I like words.
I like reading other people’s words, diving deeply into books and stories that bring a whole new world to life inside my mind. Putting just the right combination of words together can unearth amazing insights, powerful challenges that move me to agree or disagree, or just enjoy the moment.
And so I find it surprising to have realised in recent years, that despite enjoying words, I find a great deal of disconnect when it comes to words in Christian worship.
I’ve grown up as part of the Uniting Church, and now work within it. One of the common forms of regular worship in the Uniting Church is a full written liturgy – where the leader/minister speaks, and there’s a pre-determined response to be read by the congregation. Sometimes it is confession, sometimes praise, sometimes prayer, sometimes lament. The whole service is printed, or projected and I simply follow along. I might be wrong, but it seems that the full written liturgy is even more common now than it was in my childhood – or maybe I was too busy not paying attention back then to notice what was going on.
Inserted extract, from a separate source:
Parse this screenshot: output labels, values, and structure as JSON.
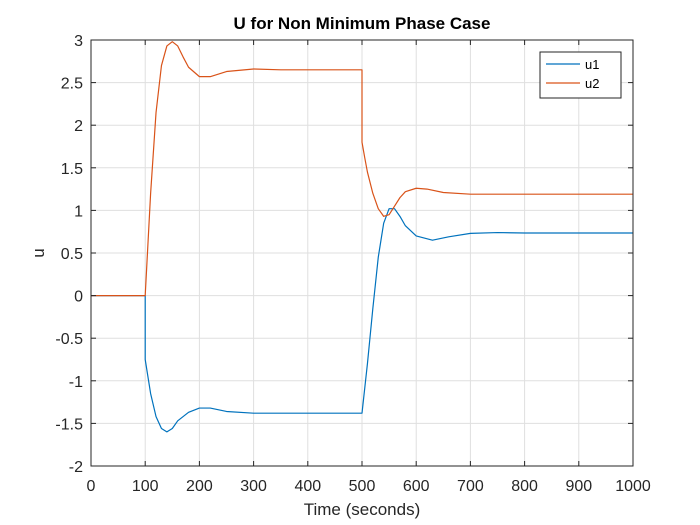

Even the songs are scripted parts of the service, the words lovingly crafted, music prepared, all of us singing in unison.
So why? Why don’t I like liturgies that are rich, carefully prepared and in which there are wonderful words that paint pictures and tell stories? Why don’t I like liturgies in which I identify with the whole church in every time and place by sharing in common responses, in which I respond with my neighbour in the next pew with words of solidarity and common commitment?
As best I can tell, the answer is that in the liturgy, the words are not my words. The commitments are not my commitments. The confessions are not my confessions. The prayers are not my prayers.
They are other peoples thoughts, expressions, words and I find myself parroting them. Sometimes mindlessly, I’ll read from the service sheet, no idea what the words mean to the one who wrote them or what I’m saying aloud.
It’s far more a critique of my capacity to take the words, internalise them, agree and then participate, but it’s still there, this discomfort with other people’s words.
What’s the alternative? For me, for my capacity to encounter and respond to God in the gathered community of faith (surely the purpose of worship?) I need to be invited to bring my own words, bring my own experience, my own story. And I need to hear the story, the words, the experience of my neighbour as she encounters and responds to God….so I can agree, or disagree, support or encourage.
I need to be in a community that recognises that even though the words of the service might be shaped around thankfulness and gratitude, some of us might that day be experiencing broken-ness and pain. Or on days when we’ve predetermined to lament and cry-out, there might be some among us who are in the midst of a rich praise-worthy moment, a time of celebration that could be shared.
That sounds messy even as I write it. And it would be. it sounds like it limits the size of a gathering. And it would. It sounds like some people would be uncomfortable and laid bare. And they would.
The full written liturgy….feels like it stifles and binds my community, and me. It calls for a pre-determined response to and encounter with God. It points to Jesus…but stops me from responding to him.
Why? Maybe I’m a self-absorbed Gen X, wanting to tear down traditions and remake them in my own image. Maybe I’m not getting the point of sharing words with those sitting around me. Maybe I misunderstand worship entirely. All of these are possible, even probable.
Whatever the cause…the outcome remains. I don’t like full liturgy.
And that makes worship difficult when that’s what is on offer.